Neben den vielen Bierwirtschaften bekamen die Caféhäuser aber noch weitere Konkurrenz. Unter Ludwigs Vater Maximilian IV. Joseph (reg. 1799–1825), der 1806 durch Napoleon I. als Maximilian I. Joseph die Königswürde erlangte, wuchs der literarische Markt weiterhin beträchtlich. 1802 erfolgte die Genehmigung eines literarischen Instituts, das sich „Museum“ nannte und dessen Initiative wiederum von Graf Rumford ausging, der auch eine führende Rolle im geistigen Leben der Stadt spielte. Die Organisation knüpfte an die aufklärerischen Lesegesellschaften an und wollte ihren Mitgliedern eine ausgiebige Lektüre ermöglichen. Nachfolgend entstanden ein ganze Reihe von Lesezirkeln und Lesebibliotheken. Der Zusammenschluss von Lesefreunden zu einem Verband brachte den Vorteil der Geldersparnis durch ein gemeinschaftliches Abonnement der teuren Zeitungen und übrigen Publikationen. Unter Max’ Vorgänger Karl Theodor waren die Lesegesellschaften noch weitgehend verboten, da sie der Obrigkeit nach dem Ausbruch der Französischen Revolution als Hort von Widerständlern galten. Anfang des 19. Jhs. änderte sich das jedoch. München wurde zu einem Zentrum dieser Bewegung. Es entstanden Lesekabinette mit eigener Gastronomie, die zur Entspannung und Diskussion bei Kaffee und Kuchen einluden und damit das Angebot der Cafés abdeckten.
Bis 1835 erhöhte sich die Zahl der Caféhäuser innerhalb von 30 Jahren nur um zehn auf insgesamt 41 Lokale. Im Jahr 1845 nannte das Münchner Adressbuch dann bereits 62 Cafébetreiber, 1892 war in einem Artikel über das Münchner Caféhaus-Leben schon von 84 Prachtcafés und unzähligen kleinen Lokalen in allen möglichen Stilarten die Rede. 1895 wurden 236 Cafés in München registriert. Dieses Wachstum hielt bis nach der Jahrhundertwende an. Nicht ohne Grund meldeten deshalb die „Münchner Neuesten Nachrichten“: „Cafés schießen wie Pilze aus dem Boden“. Zwischen 1870 und 1910 hatte die Stadt auch das bislang größte Bevölkerungswachstum seiner Geschichte zu verzeichnen; innerhalb von 40 Jahren verdreifachte sich die Einwohnerzahl auf 600.000 Münchnerinnen und Münchner.
Das Elitecafé „Tambosi“
Schon Sarti, dem Begründer des „Hofgartencafés“, war es gelungen, die bayerischen Regenten eng an sein Lokal zu binden.
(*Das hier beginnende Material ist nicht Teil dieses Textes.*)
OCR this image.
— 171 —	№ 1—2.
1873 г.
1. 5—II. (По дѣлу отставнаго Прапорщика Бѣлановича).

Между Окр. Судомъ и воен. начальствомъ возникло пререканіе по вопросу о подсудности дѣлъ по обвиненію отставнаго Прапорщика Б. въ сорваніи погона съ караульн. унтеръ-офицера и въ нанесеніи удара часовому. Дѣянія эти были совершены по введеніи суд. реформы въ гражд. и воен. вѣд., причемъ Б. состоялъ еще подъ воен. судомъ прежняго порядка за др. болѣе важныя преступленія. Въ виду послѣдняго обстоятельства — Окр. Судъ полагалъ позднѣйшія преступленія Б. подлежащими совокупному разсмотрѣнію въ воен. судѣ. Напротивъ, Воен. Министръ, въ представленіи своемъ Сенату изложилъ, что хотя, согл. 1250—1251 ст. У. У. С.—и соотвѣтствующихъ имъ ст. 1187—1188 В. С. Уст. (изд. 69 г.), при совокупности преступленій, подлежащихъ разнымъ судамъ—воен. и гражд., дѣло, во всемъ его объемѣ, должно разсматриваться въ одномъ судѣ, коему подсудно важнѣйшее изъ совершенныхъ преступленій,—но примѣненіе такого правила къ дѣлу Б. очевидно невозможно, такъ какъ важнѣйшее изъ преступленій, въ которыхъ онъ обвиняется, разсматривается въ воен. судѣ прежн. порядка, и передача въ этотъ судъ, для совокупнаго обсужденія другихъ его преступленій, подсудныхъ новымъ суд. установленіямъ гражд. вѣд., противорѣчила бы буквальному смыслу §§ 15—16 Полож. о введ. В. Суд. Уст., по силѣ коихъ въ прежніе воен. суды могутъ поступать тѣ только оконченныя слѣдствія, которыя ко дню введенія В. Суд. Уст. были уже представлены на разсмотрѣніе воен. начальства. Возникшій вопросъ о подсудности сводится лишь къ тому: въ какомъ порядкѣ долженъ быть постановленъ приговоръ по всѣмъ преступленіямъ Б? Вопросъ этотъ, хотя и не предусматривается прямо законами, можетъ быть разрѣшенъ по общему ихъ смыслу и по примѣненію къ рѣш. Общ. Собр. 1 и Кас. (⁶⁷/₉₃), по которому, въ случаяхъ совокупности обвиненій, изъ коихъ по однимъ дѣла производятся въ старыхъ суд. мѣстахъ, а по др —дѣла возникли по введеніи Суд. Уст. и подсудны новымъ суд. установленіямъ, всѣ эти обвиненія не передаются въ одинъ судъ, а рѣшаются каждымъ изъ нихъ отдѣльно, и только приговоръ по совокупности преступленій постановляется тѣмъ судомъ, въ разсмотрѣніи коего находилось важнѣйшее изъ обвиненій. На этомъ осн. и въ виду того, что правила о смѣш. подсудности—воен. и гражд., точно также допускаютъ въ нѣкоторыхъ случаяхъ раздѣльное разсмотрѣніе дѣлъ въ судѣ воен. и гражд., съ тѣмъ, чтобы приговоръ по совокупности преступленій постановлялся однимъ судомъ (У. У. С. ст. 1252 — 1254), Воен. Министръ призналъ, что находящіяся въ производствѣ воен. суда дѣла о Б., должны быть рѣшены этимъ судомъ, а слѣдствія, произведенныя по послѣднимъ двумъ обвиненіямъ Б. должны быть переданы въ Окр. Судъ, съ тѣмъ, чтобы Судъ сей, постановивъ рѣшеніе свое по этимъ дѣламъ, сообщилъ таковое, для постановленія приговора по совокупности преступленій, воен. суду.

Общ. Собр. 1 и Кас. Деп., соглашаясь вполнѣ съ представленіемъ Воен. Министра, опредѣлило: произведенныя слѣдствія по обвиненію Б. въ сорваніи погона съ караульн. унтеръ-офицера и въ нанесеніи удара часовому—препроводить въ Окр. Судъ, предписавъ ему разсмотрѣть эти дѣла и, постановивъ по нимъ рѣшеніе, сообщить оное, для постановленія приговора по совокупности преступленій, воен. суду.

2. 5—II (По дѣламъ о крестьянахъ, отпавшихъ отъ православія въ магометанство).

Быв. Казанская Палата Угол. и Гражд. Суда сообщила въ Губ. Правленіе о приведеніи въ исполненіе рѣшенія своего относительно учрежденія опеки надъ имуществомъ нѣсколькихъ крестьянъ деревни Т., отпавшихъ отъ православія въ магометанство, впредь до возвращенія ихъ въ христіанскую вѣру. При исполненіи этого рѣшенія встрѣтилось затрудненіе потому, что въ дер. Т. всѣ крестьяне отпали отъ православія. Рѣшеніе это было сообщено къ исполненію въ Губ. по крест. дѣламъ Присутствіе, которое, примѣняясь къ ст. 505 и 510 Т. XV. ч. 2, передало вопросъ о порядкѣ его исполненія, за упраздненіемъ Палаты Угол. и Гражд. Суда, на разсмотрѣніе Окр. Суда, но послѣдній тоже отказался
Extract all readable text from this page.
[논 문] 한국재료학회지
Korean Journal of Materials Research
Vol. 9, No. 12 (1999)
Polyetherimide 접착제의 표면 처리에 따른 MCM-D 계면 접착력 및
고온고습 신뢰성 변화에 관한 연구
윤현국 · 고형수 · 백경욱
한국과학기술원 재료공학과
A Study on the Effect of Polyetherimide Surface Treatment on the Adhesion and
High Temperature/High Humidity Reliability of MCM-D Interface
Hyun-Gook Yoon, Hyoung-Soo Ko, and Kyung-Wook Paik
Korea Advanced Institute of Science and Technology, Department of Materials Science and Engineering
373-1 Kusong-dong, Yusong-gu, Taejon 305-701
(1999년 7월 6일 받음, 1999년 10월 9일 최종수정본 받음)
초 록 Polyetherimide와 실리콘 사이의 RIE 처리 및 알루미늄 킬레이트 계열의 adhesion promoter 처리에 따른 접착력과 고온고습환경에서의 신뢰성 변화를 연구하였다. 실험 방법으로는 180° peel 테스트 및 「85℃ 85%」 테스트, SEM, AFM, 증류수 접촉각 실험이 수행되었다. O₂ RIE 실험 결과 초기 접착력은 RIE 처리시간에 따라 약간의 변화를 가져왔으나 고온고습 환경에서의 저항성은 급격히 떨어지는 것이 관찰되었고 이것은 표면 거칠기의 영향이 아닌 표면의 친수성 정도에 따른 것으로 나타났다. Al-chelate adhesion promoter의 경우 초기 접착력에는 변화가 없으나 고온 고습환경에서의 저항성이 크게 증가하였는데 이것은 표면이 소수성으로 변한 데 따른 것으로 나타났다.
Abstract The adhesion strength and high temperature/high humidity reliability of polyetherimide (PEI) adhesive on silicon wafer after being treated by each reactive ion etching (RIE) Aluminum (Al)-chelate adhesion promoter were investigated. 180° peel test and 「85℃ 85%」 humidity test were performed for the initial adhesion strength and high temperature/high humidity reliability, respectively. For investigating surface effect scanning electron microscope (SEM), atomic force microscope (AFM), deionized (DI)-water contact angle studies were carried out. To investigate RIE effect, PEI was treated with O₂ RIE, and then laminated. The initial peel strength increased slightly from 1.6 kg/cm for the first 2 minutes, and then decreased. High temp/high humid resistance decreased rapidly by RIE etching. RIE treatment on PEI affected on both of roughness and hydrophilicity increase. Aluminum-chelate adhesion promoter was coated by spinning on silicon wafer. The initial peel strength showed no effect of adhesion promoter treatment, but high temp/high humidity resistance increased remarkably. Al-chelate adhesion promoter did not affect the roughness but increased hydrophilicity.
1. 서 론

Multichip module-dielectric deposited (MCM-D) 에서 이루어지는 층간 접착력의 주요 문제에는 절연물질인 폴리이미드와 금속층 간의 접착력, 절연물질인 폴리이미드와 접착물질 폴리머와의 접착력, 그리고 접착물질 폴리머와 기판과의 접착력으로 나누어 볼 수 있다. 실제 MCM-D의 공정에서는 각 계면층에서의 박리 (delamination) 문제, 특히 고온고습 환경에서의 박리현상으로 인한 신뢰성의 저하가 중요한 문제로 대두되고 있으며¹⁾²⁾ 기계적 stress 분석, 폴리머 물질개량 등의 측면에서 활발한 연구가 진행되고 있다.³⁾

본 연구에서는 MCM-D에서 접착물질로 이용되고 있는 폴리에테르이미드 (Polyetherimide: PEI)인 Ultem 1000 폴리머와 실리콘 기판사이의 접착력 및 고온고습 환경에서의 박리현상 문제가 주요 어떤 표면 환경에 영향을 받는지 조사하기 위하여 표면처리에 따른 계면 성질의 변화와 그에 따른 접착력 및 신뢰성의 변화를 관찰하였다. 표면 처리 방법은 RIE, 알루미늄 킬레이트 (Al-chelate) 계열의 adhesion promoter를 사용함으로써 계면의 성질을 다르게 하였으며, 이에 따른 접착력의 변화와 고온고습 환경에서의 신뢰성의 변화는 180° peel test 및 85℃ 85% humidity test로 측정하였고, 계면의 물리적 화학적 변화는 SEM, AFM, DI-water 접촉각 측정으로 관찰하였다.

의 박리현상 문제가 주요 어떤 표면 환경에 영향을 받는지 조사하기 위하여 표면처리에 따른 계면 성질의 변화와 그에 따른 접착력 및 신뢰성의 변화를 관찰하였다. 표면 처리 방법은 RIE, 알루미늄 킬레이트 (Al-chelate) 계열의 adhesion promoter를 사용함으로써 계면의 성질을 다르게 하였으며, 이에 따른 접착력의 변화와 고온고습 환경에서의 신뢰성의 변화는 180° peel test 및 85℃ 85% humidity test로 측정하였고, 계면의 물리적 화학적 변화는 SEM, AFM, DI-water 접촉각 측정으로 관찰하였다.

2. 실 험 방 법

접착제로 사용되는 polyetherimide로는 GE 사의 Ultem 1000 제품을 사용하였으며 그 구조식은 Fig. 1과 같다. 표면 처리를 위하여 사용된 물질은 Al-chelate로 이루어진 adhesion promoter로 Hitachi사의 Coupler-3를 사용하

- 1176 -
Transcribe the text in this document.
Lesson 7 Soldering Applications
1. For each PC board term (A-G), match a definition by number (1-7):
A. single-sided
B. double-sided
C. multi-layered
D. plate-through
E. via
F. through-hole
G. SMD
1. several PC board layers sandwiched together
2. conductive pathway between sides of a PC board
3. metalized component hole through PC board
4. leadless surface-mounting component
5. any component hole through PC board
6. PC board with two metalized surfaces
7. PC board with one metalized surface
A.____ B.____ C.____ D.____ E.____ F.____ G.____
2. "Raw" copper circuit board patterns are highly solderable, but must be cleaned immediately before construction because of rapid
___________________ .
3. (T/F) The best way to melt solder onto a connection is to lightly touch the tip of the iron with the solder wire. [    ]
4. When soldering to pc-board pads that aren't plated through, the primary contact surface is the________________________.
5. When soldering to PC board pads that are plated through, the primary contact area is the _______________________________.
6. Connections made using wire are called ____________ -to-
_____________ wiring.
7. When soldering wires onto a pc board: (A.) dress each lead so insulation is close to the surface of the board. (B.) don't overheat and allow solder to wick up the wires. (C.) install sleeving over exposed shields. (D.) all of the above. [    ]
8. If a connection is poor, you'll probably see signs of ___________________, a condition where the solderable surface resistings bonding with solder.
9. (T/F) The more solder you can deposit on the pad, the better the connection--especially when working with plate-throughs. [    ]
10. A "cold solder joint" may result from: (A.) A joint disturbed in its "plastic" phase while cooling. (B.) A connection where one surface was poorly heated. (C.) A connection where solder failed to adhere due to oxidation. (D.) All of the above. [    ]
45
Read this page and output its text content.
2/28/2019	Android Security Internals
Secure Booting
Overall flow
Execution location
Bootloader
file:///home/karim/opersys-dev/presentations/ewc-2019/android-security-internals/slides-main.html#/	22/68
Auch sein Nachfolger, ebenfalls Italiener, war auf diesem Gebiet sehr erfolgreich. Der „Schokolateur“ Luigi Tambosi (1772 Rovereto–1839 München) und seine Frau Augustine (1780–1839) pachteten ab 1810 das Caféhaus an der Hofgartenmauer und zahlten dafür an die Kurfürstin-Witwe Maria Leopoldine jährlich 1.400 Gulden Zins. Das Ehepaar hatte einige Startprobleme, v. a. aufgrund fehlender Sprachkenntnisse, denn sie lebten zum Zeitpunkt der Übernahme erst seit zwei Monaten in der Stadt. Anfangs wohnten sie bei dem Weinwirt Johann Balthasar Michel in der Rosengasse, der 1801 als erster Protestant in München das Bürgerrecht erhalten hatte. Tambosi besaß, wie schon sein Vorgänger Sarti, beste Kontakte zum Herrscherhaus. Er hatte zuvor in verantwortlicher Position (als „Chef d’Office“ und „Glacier“) bei Eugène Beauharnais, dem Stiefsohn Napoleons I. gearbeitet. Der nachmalige Schwiegersohn König Max I. Josephs, der im Zuge der Vermählung zum Herzog von Leuchtenberg ernannt wurde, ließ sich durch den Architekten Leo von Klenze ab 1817 gegenüber vom Hofgartencafé das größte Palais Münchens errichten.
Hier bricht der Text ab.